In 2018, the cloud computing market not only grew rapidly, but also had problems. The contradiction between cloud providers and the open source community continues to escalate, and mainstream cloud vendors have not escaped outages, and there are many service outages a year.

Google Cloud:

On January 18, 2018, Google’s cloud automation mechanism failed, resulting in a 93-minute outage of its computing engines in two availability zones, us-central1 and europe-west3. Google’s response was that the Autoscaler service was not working properly due to a “network programming failure”, which meant that new or newly migrated virtual machines could not contact other availability zone virtual machines.

Action taken: The engineering team manually switched to the replacement task to restore the data persistence layer to normal operation.

Downtime: 93 minutes

After the accident: Google promises that in the future, if the configuration data becomes outdated, Google will stop the virtual machine migration, and the data persistence layer will re-resolve the peer during the long-running process, so that it can quickly switch to the replacement task in the event of a failure.

AWS Cloud:

In the early morning of March 2, 2018, some Alexa deployed on the AWS cloud host began to experience voice loss problems, and the fault indicator of the smart speaker kept flashing to indicate that the service was interrupted. It is understood that the fault stems from a problem with Amazon AWS network services, and other applications that rely on AWS network services were also affected on the same day, including cloud communications company Twilio and software development company Atlassian.

Take action: Amazon AWS’s online support team manually intervened and fixed it.

Downtime: hours

Follow-up: Amazon AWS did not elaborate on this failure, only revealing that it was related to network connectivity.

On May 31, 2018, AWS again experienced connectivity issues due to a hardware failure at a data center in the Northern Virginia region. In this incident, AWS’s core EC2 services, Workspaces virtual desktop service and Redshift data warehouse service were all affected.

Take action: Human repair

Downtime: about 30 minutes

Following the incident: Mai-Lan, vice president and general manager of Amazon S3, said in an interview that Amazon has never seen a data center crash. This means that every incident in the past has not led to an entire data center crash, and AWS has made improvements at the system design level to prevent such incidents from happening.

In July 2018, Amazon launched a 36-hour member promotion activity around the world, and the activity had just begun, and the Amazon website and App had a serious outage at the same time, which not only halted e-commerce business, but also affected other products and services of Amazon to varying degrees. AWS explained this as a global issue with AW’s management console. Downtime: about 6 hours. An AWS spokesperson said the intermittent AWS management console issue did not have any meaningful impact on Amazon’s consumer business.

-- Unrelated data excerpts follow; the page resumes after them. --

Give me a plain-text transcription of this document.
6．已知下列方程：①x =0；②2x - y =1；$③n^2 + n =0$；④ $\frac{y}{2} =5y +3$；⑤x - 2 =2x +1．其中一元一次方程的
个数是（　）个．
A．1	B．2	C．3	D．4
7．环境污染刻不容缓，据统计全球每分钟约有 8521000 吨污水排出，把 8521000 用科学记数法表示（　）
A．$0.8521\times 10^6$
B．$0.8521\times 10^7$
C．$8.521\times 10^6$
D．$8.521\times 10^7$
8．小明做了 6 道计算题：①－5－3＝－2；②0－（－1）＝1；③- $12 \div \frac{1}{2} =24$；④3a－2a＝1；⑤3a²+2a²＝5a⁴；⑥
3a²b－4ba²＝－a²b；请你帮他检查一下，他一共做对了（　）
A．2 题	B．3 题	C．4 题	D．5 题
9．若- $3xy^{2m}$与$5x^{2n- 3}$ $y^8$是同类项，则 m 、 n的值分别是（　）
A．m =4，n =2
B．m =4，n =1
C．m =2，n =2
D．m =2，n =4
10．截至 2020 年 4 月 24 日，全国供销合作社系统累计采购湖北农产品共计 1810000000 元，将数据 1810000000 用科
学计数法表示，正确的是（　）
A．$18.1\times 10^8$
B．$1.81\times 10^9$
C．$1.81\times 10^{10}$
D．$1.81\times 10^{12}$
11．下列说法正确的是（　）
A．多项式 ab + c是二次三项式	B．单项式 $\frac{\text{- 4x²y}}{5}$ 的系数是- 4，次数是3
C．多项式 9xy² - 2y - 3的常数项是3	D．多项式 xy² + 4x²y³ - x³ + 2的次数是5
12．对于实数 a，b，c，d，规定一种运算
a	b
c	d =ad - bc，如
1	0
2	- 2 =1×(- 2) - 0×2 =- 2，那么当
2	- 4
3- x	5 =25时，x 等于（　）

On November 9, the K8s service (GKE) node pool provided by Google public Cloud was abnormal, and operation and maintenance personnel could not establish a new cloud node through the Console UI. Take action: manual intervention and repair. According to Google, affected enterprise users can instead use gcloud command built into GCP to build new K8s nodes. Downtime: Nearly 19 hours

Ali Cloud: According to incomplete statistics, Ali Cloud has had more serious outages almost every year in recent years:

On June 27, 2018, around 16:20, Ali Cloud had a major technical failure, and began to recover at 16:50, the official failure time was about 30 minutes, and the recovery time took about an hour. After the technical review, Ali gave the cause of the failure as a change verification operation when the engineer team launched the new automated operation and maintenance function, which did not occur in the test environment and triggered unknown bugs after the launch.

Action: Human intervention to locate and resolve the problem.

Downtime: 30 minutes, recovery time takes about an hour.

Follow-up to the accident: This accident is defined as the failure of important functions of the core business, affecting a large number of users and causing great losses. Alibaba Cloud later issued an official statement, saying, “For this failure, there is no excuse, we can not and should not have such a mistake!” We will seriously review and improve automated operation and maintenance technology and release verification process, reverence every line of code, reverence every commitment.”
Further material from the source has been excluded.